Comme le recommande la mission, la Fondation IFRAP considère que le Parlement devrait bénéficier d'un panorama complet des dispositifs et de leurs coûts, de leur ciblage et de leur efficacité. Une politique d'exonération fiscale semble plus simple à mettre en œuvre pour inciter à la rénovation (TVA à taux réduit, exonération temporaire de taxe foncière sous réserve de travaux) que le dispositif sophistiqué des CEE. Et si en ces temps de disette budgétaire, le législateur veut limiter au maximum l'effet d'aubaine, une subvention directe aux ménages sous conditions de ressources serait toujours plus efficace.
De plus, un nouveau dispositif va entrer en vigueur en 2027 : à savoir le système ETS2 (soit les quotas carbone étendu, dans le cadre d’un marché distinct, aux transports et au logement) qui va peser sur les vendeurs d'énergies fossiles.

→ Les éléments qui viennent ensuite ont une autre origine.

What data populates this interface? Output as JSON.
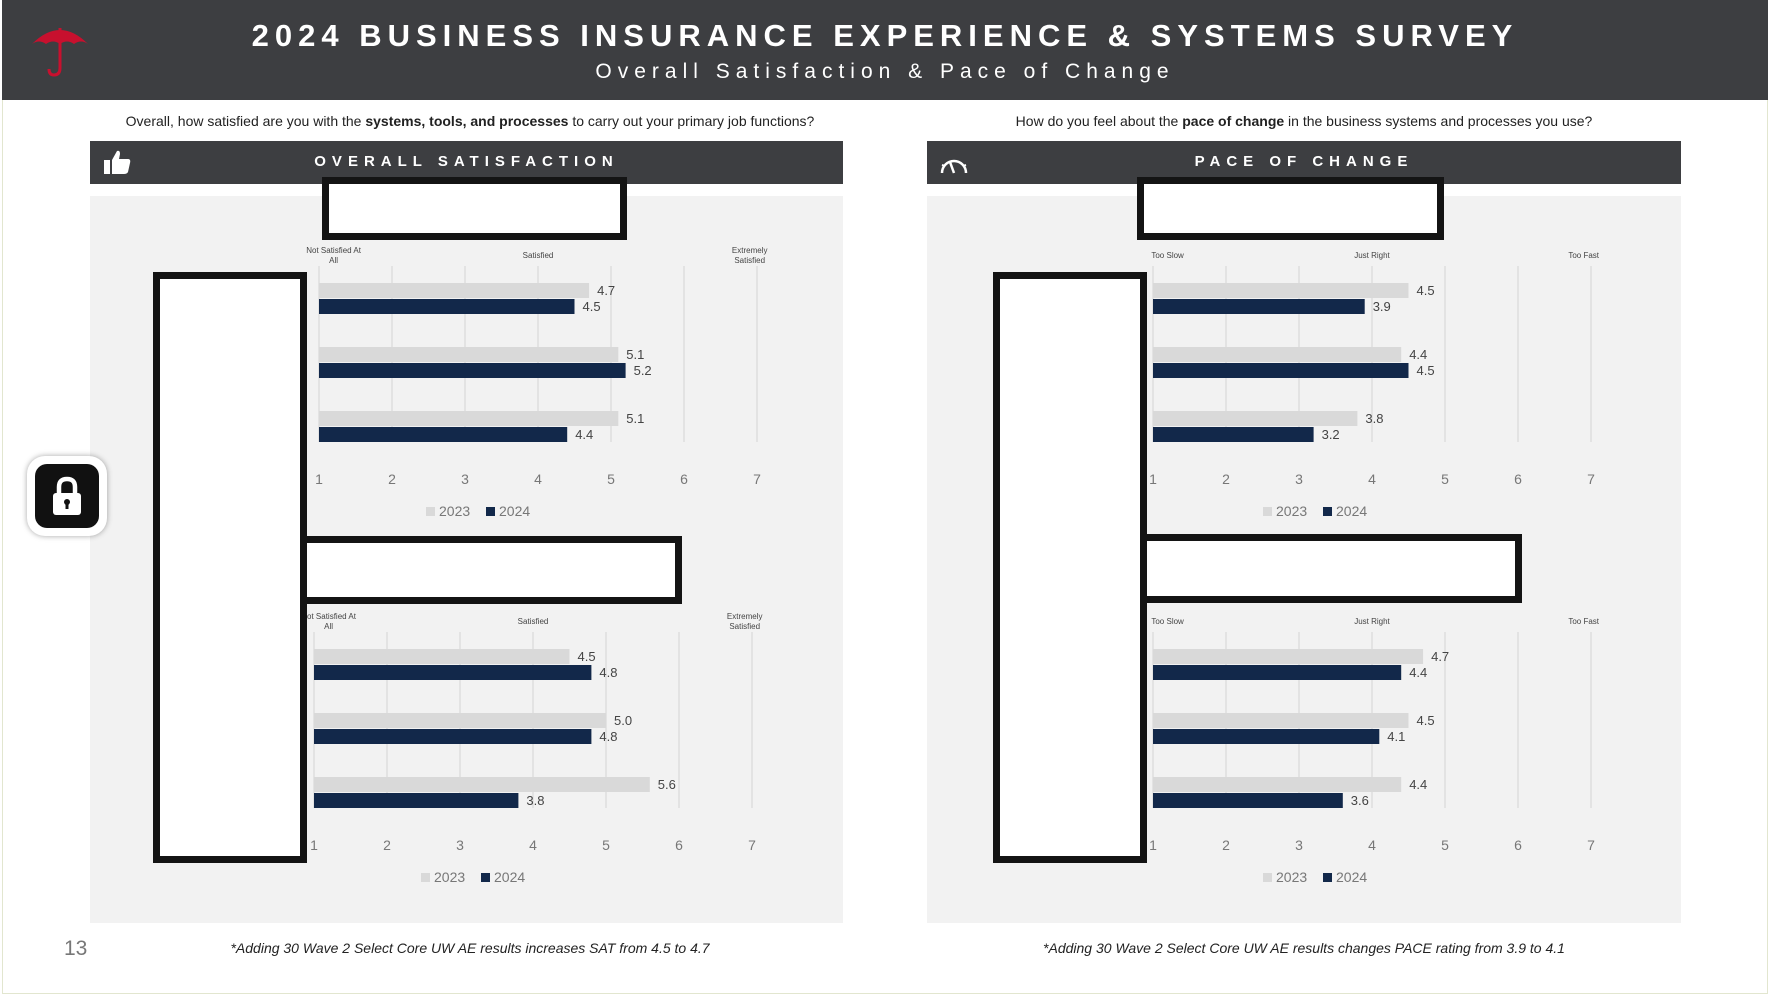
{
  "header": {
    "title": "2024 BUSINESS INSURANCE EXPERIENCE & SYSTEMS SURVEY",
    "subtitle": "Overall Satisfaction & Pace of Change"
  },
  "left": {
    "question_pre": "Overall, how satisfied are you with the ",
    "question_bold": "systems, tools, and processes",
    "question_post": " to carry out your primary job functions?",
    "panel_title": "OVERALL SATISFACTION",
    "footnote": "*Adding 30 Wave 2 Select Core UW AE results increases SAT from 4.5 to 4.7"
  },
  "right": {
    "question_pre": "How do you feel about the ",
    "question_bold": "pace of change",
    "question_post": " in the business systems and processes you use?",
    "panel_title": "PACE OF CHANGE",
    "footnote": "*Adding 30 Wave 2 Select Core UW AE results changes PACE rating from 3.9 to 4.1"
  },
  "page_number": "13",
  "colors": {
    "header_bg": "#3d3e41",
    "series_2023": "#d9d9d9",
    "series_2024": "#12284a",
    "logo_red": "#c8102e"
  },
  "chart_data": [
    {
      "type": "bar",
      "orientation": "horizontal",
      "x_range": [
        1,
        7
      ],
      "ticks": [
        1,
        2,
        3,
        4,
        5,
        6,
        7
      ],
      "scale_labels": [
        {
          "at": 1.2,
          "lines": [
            "Not Satisfied At",
            "All"
          ]
        },
        {
          "at": 4,
          "lines": [
            "Satisfied"
          ]
        },
        {
          "at": 6.9,
          "lines": [
            "Extremely",
            "Satisfied"
          ]
        }
      ],
      "series": [
        {
          "name": "2023",
          "values": [
            4.7,
            5.1,
            5.1
          ]
        },
        {
          "name": "2024",
          "values": [
            4.5,
            5.2,
            4.4
          ]
        }
      ]
    },
    {
      "type": "bar",
      "orientation": "horizontal",
      "x_range": [
        1,
        7
      ],
      "ticks": [
        1,
        2,
        3,
        4,
        5,
        6,
        7
      ],
      "scale_labels": [
        {
          "at": 1.2,
          "lines": [
            "Not Satisfied At",
            "All"
          ]
        },
        {
          "at": 4,
          "lines": [
            "Satisfied"
          ]
        },
        {
          "at": 6.9,
          "lines": [
            "Extremely",
            "Satisfied"
          ]
        }
      ],
      "series": [
        {
          "name": "2023",
          "values": [
            4.5,
            5.0,
            5.6
          ]
        },
        {
          "name": "2024",
          "values": [
            4.8,
            4.8,
            3.8
          ]
        }
      ]
    },
    {
      "type": "bar",
      "orientation": "horizontal",
      "x_range": [
        1,
        7
      ],
      "ticks": [
        1,
        2,
        3,
        4,
        5,
        6,
        7
      ],
      "scale_labels": [
        {
          "at": 1.2,
          "lines": [
            "Too Slow"
          ]
        },
        {
          "at": 4,
          "lines": [
            "Just Right"
          ]
        },
        {
          "at": 6.9,
          "lines": [
            "Too Fast"
          ]
        }
      ],
      "series": [
        {
          "name": "2023",
          "values": [
            4.5,
            4.4,
            3.8
          ]
        },
        {
          "name": "2024",
          "values": [
            3.9,
            4.5,
            3.2
          ]
        }
      ]
    },
    {
      "type": "bar",
      "orientation": "horizontal",
      "x_range": [
        1,
        7
      ],
      "ticks": [
        1,
        2,
        3,
        4,
        5,
        6,
        7
      ],
      "scale_labels": [
        {
          "at": 1.2,
          "lines": [
            "Too Slow"
          ]
        },
        {
          "at": 4,
          "lines": [
            "Just Right"
          ]
        },
        {
          "at": 6.9,
          "lines": [
            "Too Fast"
          ]
        }
      ],
      "series": [
        {
          "name": "2023",
          "values": [
            4.7,
            4.5,
            4.4
          ]
        },
        {
          "name": "2024",
          "values": [
            4.4,
            4.1,
            3.6
          ]
        }
      ]
    }
  ]
}
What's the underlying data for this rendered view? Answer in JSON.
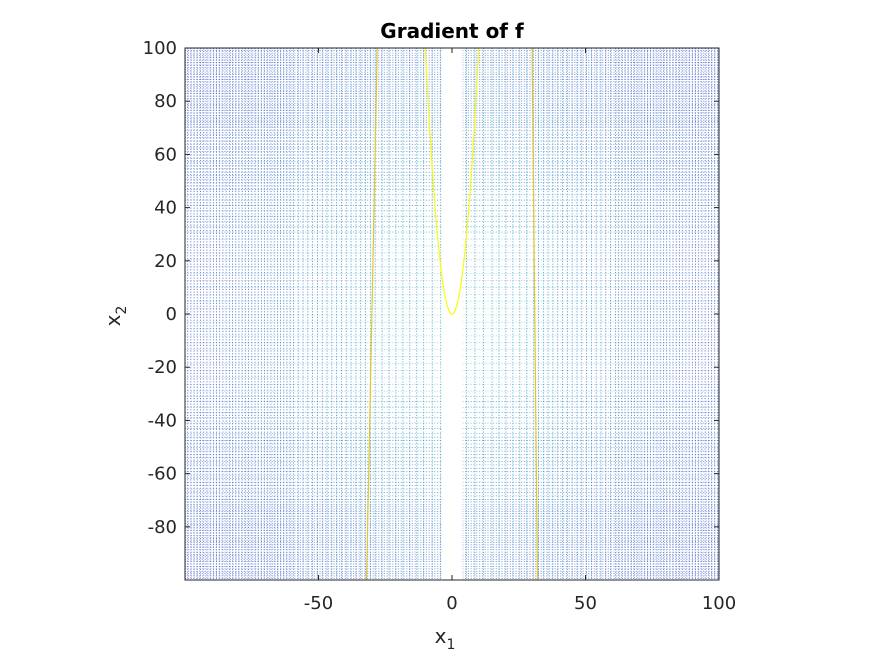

Ce dispositif va encore augmenter l'impact financier pour les ménages du coût de l'énergie tout en soulevant des difficultés d'articulation avec le dispositif des CEE (le premier favorisant la baisse d'émissions de GES et le second les économies d'énergie) et risque de recréer des tensions sur les plus modestes (crise de type gilets jaunes).
Pour la Fondation IFRAP, cette nouvelle étape devrait obliger l'exécutif à faire des choix : encourager l'électrification des usages dans un pays où l'électricité est à 95% décarbonée plutôt que de dépenser toujours plus en politique d'économies d'énergie. Il s'agirait de favoriser la conversion du parc automobile ou des systèmes de chauffage à l'électrique grâce à des primes qui ont jusqu'à présent été rabotées dans le cadre des derniers arbitrages budgétaires.